If you are still heavily invested in altcoins right now, I suggest you keep the following key points in mind:

1. Clear high leverage: Immediately remove all altcoin contract leverage (especially above 5x) to prevent liquidation.

2. Optimize positions: Convert some altcoins into Bitcoin (BTC) or Ethereum (ETH), avoid being fully invested in altcoins, and keep some USDC cash to maintain flexibility, allowing for both offense and defense!

Three steps for retail investors to save themselves, ensuring safety:

1. Decisively cut losses: Clear out high-risk coins (such as Meme coins, high unlocks, dead chains), and convert 50% to USDC or BTC.

2. Wait for signals: Pay attention to BTC dominance, ETH/BTC exchange rate, and Federal Reserve policies; do not heavily invest in altcoins before the trend is clear.

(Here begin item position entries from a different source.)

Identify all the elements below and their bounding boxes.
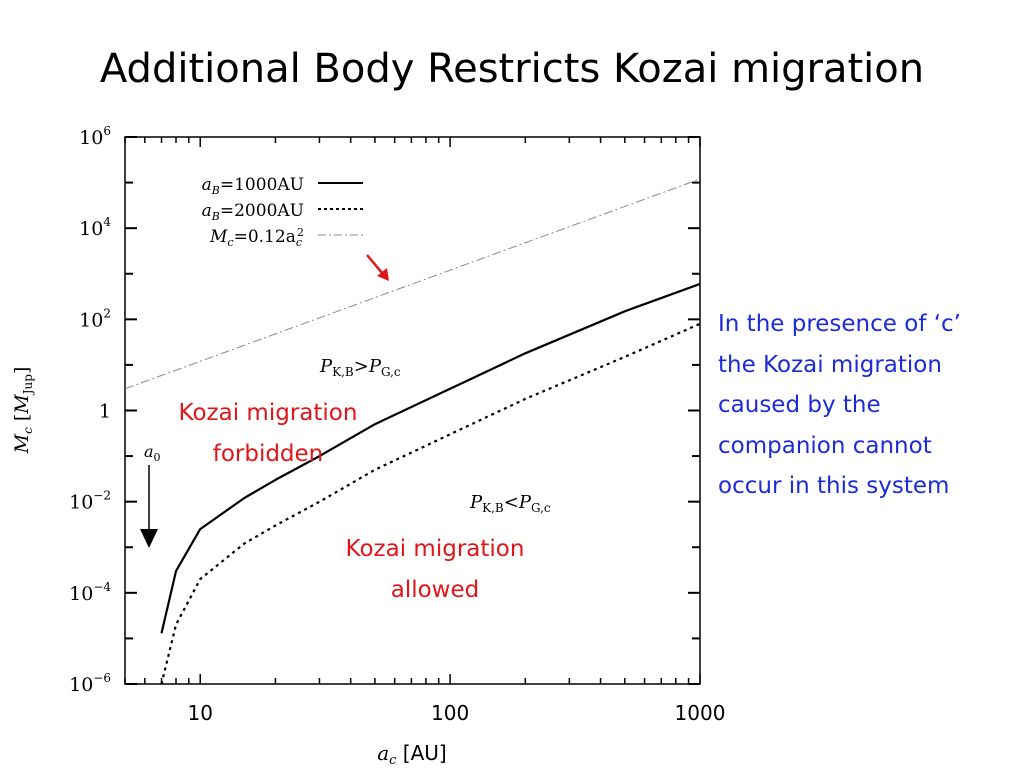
side-note: In the presence of ‘c’ the Kozai migrati…	[718, 304, 1018, 507]
series-layer	[125, 178, 700, 684]
y-tick-label: 10−4	[69, 580, 111, 605]
series-line-mass-relation	[125, 178, 700, 390]
a0-label: a0	[144, 442, 161, 464]
side-note-line: caused by the	[718, 392, 881, 418]
x-tick-label: 100	[431, 701, 469, 725]
allowed-label-line2: allowed	[391, 577, 480, 603]
side-note-line: the Kozai migration	[718, 351, 942, 378]
legend-entry-1000au: aB=1000AU	[202, 175, 304, 197]
series-line-2000au	[160, 322, 700, 684]
slide-title: Additional Body Restricts Kozai migratio…	[99, 46, 925, 92]
y-tick-label: 104	[79, 215, 111, 240]
axis-tick-labels: 10 100 1000 10−6 10−4 10−2 1 102 104 106	[69, 124, 725, 725]
x-tick-label: 1000	[675, 701, 726, 725]
legend: aB=1000AU aB=2000AU Mc=0.12ac2	[202, 175, 363, 249]
side-note-line: In the presence of ‘c’	[718, 311, 961, 337]
y-tick-label: 10−6	[69, 671, 111, 696]
a0-arrow	[140, 465, 158, 548]
x-axis-label: ac [AU]	[377, 741, 447, 768]
axis-ticks	[124, 136, 701, 685]
legend-entry-2000au: aB=2000AU	[202, 201, 304, 223]
forbidden-label-line1: Kozai migration	[179, 400, 358, 426]
side-note-line: occur in this system	[718, 473, 950, 499]
series-line-1000au	[160, 282, 700, 634]
legend-entry-mass-relation: Mc=0.12ac2	[209, 226, 304, 249]
side-note-line: companion cannot	[718, 432, 932, 459]
y-axis-label: Mc [MJup]	[11, 367, 35, 455]
y-tick-label: 1	[99, 401, 111, 423]
y-tick-label: 102	[79, 306, 111, 331]
region-label-lower: PK,B<PG,c	[469, 492, 551, 515]
y-tick-label: 10−2	[69, 489, 111, 514]
allowed-label-line1: Kozai migration	[346, 536, 525, 562]
region-label-upper: PK,B>PG,c	[319, 356, 401, 379]
y-tick-label: 106	[79, 124, 111, 149]
x-tick-label: 10	[187, 701, 212, 725]
red-arrow-annotation	[366, 254, 389, 281]
forbidden-label-line2: forbidden	[213, 441, 324, 467]
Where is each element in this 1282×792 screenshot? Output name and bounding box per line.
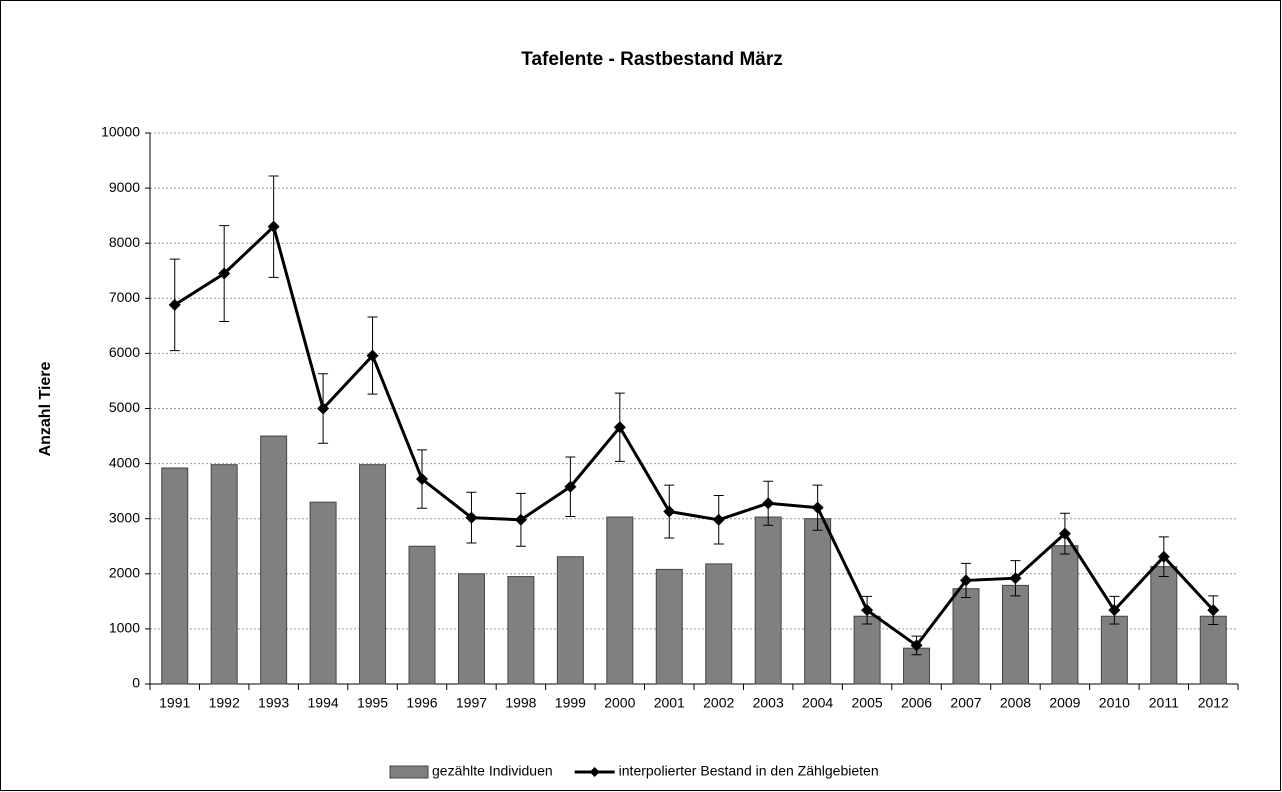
bar: [705, 563, 733, 685]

3. Select assets carefully: Only keep cash flow-based DeFi (such as AAVE, UNI), compliant RWA (such as ONDO), and technology leaders (such as SOL), and give up 'gambling' positions.

The market has shifted from the old rotation of 'Bitcoin bull → Altcoin bull' to the new logic of 'Institution accumulation → selective rise of quality projects.' Retail investors should either follow institutional investment (dollar-cost averaging in BTC/ETH) or take a sniper approach to accurately bet on altcoin survivors; the middle ground is the most dangerous.